Traditional scientific training prepares students for scientific practice rather than helping them navigate difficult concepts such as human rights, environmental racism, and science biases such as underrepresentation in educational resources. This research assesses instructor knowledge of these topics, and how integrating these concepts into biology impacts students’ science literacy and critical thinking.
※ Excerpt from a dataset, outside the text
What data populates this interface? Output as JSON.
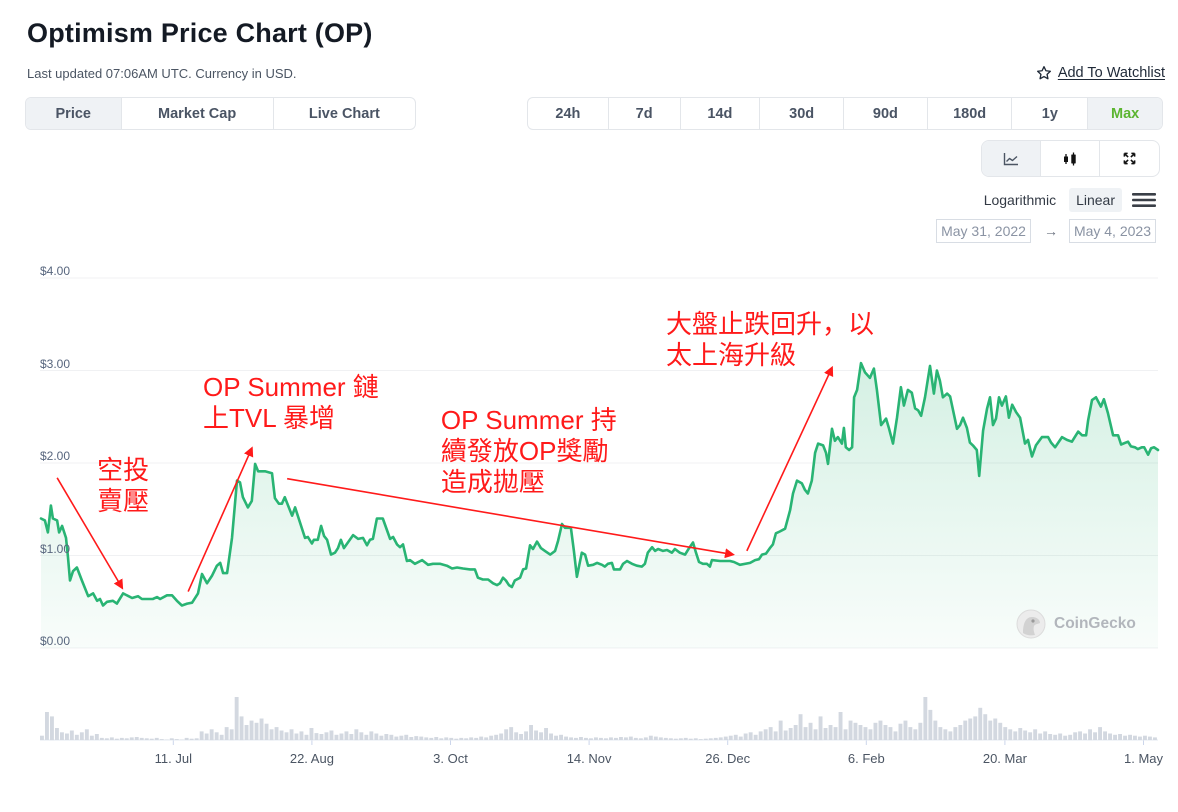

“Our team’s research will help students have critical conversations and broaden their perspectives,” Beatty said.

The three equitable models include for the classroom activities are:  

  • Unethical Experimentation and its Relation to Human Rights Evolution 
  • How Biological Science Shapes Societal Views on Identities 
  • Persisting Societal Biases Shaped by Historical Beliefs in Biology

In addition to disseminating surveys to a national sample of biology instructors for this research project, the group will also conduct pre- and post-interviews with the participating instructors across Alabama,  survey thousands of biology students, and host a regional meeting to discuss these timely topics. 

Moreover, Beatty was a recipient of the 2020 Inclusive Excellence in STEM Award in the College of Sciences and Mathematics. The award states that it given to those “demonstrating tremendous leadership” focused on inclusion, equity and diversity in the college. 

Beatty will use the funding through this 2020 award for both Auburn University and Auburn University Montgomery students to share Scientific Spotlight poster presentations at outreach-centric events with third to eight-grade classes, exposing the youth of Alabama to the wealth of diversity within the science community. 

“My goals are to help students in younger age groups see themselves in STEM and increase the potential for more diversity in science, and broaden the importance of biology and its implications for students as they leave the introductory biology series,” Beatty added.